Some of city’s trial areas increase waste collections by 24% using data from ultrasonic devices

City of Edinburgh council has increased its rubbish collections in a number of trial areas following the installation of smart sensors in more than 300 bins.

It has increased collections in the relevant areas by an average of 24%, and even stepped up the frequency fourfold in some places, under a trial which got under way at the beginning of the year.

The initiative began with the installation of sensors in about 100 bins in January and was followed by the provision of 200 more in April, focused on streets around the city centre, Leith Walk, Leith Links and Portobello.

A council spokesperson told UKAuthority it plans to continue the trial until the end of the year, following which it will assess the results with a view to a city-wide implementation.

“As it goes along we are changing the routes and the times when we are making collections,” the spokesperson said. “We are excited about the results.”

Ultrasonic signals

The sensors, provided by waste collection technology specialist Enevo, use ultrasonic technology to periodically send out a signal and measure the reflection within the bin to assess how full has it become.

The data is then fed to the council’s waste management system to provide alerts of when a bin needs emptying urgently, and to help in planning the collection routes. It can also help the council spot fly tipping when there is sudden spike in the results.

The technology also includes a heat sensor that provides an alert if a fire starts inside a bin, and the Enevo Pulse system, which collects data from the sensors to provide reports on waste generation patterns and whether collections are carried out as planned.

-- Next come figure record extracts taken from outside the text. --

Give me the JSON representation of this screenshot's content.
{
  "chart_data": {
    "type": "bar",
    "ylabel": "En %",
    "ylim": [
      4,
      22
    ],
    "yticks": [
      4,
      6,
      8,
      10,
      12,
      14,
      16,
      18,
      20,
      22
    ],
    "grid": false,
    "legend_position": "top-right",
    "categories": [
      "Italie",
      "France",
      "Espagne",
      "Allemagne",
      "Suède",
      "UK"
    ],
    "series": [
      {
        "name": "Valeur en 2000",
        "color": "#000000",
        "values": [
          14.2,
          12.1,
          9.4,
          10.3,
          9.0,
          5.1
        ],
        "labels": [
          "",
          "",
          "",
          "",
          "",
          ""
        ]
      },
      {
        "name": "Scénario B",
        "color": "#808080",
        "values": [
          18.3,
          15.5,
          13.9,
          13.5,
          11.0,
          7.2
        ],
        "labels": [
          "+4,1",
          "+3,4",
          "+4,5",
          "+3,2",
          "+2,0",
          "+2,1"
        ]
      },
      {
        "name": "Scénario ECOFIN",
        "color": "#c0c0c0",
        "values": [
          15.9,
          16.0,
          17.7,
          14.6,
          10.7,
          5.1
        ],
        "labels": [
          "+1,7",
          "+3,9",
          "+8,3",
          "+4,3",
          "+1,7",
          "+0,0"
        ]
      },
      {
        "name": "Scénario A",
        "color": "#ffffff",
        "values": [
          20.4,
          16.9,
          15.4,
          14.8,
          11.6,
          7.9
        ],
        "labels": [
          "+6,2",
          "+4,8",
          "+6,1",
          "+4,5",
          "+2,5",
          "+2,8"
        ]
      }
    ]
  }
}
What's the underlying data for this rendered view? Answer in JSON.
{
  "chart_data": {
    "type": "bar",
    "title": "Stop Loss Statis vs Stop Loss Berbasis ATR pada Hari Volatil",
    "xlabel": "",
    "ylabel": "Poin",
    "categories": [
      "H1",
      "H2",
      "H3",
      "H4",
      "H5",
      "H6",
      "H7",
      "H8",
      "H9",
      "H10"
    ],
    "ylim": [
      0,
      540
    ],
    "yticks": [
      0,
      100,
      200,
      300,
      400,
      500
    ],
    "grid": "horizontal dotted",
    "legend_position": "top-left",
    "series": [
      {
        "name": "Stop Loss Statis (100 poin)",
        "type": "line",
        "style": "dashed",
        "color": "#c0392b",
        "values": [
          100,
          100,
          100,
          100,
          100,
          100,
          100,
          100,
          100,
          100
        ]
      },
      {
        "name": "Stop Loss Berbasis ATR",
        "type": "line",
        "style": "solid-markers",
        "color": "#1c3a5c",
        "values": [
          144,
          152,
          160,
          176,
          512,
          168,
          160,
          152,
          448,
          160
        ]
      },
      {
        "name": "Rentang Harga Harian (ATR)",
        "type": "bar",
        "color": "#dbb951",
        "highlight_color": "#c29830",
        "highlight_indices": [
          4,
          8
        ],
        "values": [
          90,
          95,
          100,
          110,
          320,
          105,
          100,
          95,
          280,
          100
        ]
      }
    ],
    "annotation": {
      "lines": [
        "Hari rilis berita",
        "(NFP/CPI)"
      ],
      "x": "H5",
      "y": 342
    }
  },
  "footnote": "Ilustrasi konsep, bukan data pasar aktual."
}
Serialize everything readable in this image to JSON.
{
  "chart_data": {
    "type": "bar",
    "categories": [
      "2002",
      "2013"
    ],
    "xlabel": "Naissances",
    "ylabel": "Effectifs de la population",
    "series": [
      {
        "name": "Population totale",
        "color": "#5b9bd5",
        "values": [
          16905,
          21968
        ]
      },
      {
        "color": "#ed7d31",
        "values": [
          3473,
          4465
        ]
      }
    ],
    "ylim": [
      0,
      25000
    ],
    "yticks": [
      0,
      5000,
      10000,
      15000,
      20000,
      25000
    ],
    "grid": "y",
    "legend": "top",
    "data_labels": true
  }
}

Councillor Lesley Hinds, Edinburgh’s transport and environment convener, said: “We are learning a lot from this trial which has so far been a success. The sensors are currently in litter bins, but if the positive results continue we’d like to see this roll out to communal bins and recycling banks.

“The success of the pilot is attracting a lot of attention from other major cities particularly in the US, where the authorities in Washington DC have contacted us to share our experiences with them.”

Ashley Turberfield, product marketing manager for Enevo, said it has been working with more than 20 local authorities including Islington, Greenwich and Stockton-on-Tees, and that the Edinburgh project is one of the largest so far.